US exports were also hampered earlier in the year by the US West Coast ports strike, which for Tyson meant a backlog of unfulfilled orders it was forced to sell at lower prices.

Beef packers have struggled to maintain positive margins, although a steepened retreat in live cattle prices over the past couple of months, amid a seasonal easing in beef demand, has reduced losses.

Beef packer margins were a negative $4.51 per head as of Friday, according to Hedgersedge.

Beef vs chicken

Tyson forecast its beef division margins in the group's 2016 fiscal year improving somewhat from the "breakeven" performance expected for 2015.

However, operating profit margins would be below the "normalised range" of 2.5-4.5%, the group said, assuming a 1% rise in supplies of fattened cattle.

"Although we generally expect adequate supplies in regions we operate our plants, there may be periods of imbalance of fed cattle supply and demand," it said.

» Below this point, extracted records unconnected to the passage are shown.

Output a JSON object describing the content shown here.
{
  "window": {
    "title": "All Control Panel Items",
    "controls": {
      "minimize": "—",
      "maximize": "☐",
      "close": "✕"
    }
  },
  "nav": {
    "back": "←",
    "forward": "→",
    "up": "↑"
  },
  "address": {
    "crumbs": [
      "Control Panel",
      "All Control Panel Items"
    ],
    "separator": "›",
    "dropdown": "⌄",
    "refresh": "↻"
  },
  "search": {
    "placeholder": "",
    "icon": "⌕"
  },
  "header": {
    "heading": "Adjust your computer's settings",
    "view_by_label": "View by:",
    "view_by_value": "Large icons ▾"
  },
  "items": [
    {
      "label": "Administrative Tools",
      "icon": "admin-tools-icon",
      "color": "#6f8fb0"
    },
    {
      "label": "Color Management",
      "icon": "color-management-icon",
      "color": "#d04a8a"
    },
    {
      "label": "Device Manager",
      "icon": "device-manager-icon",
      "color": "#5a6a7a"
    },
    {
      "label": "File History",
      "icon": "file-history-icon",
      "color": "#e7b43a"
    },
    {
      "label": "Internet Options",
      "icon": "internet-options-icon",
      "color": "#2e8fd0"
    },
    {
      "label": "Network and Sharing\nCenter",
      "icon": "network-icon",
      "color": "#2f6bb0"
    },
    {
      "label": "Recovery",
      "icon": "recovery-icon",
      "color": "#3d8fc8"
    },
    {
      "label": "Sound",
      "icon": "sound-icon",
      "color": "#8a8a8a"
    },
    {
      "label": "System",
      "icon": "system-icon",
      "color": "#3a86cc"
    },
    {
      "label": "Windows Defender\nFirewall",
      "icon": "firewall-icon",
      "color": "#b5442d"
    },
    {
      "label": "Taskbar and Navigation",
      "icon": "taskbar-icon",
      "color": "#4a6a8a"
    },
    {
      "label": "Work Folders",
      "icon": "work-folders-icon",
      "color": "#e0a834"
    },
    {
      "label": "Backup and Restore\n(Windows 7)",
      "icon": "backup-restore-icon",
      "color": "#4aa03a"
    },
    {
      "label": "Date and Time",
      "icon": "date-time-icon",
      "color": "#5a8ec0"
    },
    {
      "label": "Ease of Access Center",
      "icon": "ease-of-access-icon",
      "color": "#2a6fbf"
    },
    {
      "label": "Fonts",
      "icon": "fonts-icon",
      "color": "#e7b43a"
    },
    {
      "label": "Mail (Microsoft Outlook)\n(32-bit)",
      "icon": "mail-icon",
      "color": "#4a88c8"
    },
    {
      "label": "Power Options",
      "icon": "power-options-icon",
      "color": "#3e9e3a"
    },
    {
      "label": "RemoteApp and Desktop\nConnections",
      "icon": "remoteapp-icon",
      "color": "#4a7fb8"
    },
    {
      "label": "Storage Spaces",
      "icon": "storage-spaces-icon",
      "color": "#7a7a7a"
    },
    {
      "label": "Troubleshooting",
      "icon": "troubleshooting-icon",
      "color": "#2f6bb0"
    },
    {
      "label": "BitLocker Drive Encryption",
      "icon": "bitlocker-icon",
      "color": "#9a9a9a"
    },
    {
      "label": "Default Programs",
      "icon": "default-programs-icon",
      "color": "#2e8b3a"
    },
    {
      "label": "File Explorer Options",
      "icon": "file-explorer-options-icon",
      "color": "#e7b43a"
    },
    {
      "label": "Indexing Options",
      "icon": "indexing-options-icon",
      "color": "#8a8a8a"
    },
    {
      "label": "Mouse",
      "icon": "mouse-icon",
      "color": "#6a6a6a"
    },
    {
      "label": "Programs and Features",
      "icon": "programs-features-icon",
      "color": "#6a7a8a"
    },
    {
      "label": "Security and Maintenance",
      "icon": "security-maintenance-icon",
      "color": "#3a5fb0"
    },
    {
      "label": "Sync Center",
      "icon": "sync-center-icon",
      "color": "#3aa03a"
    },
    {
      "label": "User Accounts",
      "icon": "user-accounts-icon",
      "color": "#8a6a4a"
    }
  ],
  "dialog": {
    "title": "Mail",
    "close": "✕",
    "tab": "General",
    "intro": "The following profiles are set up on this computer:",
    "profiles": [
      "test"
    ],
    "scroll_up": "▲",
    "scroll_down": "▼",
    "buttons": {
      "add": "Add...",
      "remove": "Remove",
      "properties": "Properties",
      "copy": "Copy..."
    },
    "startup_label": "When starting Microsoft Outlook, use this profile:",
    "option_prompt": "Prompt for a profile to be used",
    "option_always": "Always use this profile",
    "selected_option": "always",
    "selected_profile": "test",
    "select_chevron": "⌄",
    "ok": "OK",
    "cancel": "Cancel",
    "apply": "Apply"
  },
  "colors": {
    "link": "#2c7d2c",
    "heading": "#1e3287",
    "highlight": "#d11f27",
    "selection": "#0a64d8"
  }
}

However, for chicken, Tyson forecast its operating margin "should be at or above the top end of its normalised range of 7-9%", although this represents some decline from the 12% expected for the 2015 fiscal year.

Chicken profits in the latest quarter rose by 11.4% to $313m, helped by "strong demand", which raised Tyson's sales volumes, and by a $125m reduction in feed costs thanks to grain market weakness.

Takeover boost

The group revealed a jump to $197m in its prepared foods division, compared with a $1m loss a year before, with the improvement reflecting the takeover of Hillshire Brands, besides higher sales prices and lower costs for many meats.

Tyson Foods also raised to $300m, from $250m, target for synergy benefits from the Hillshire Brands deal.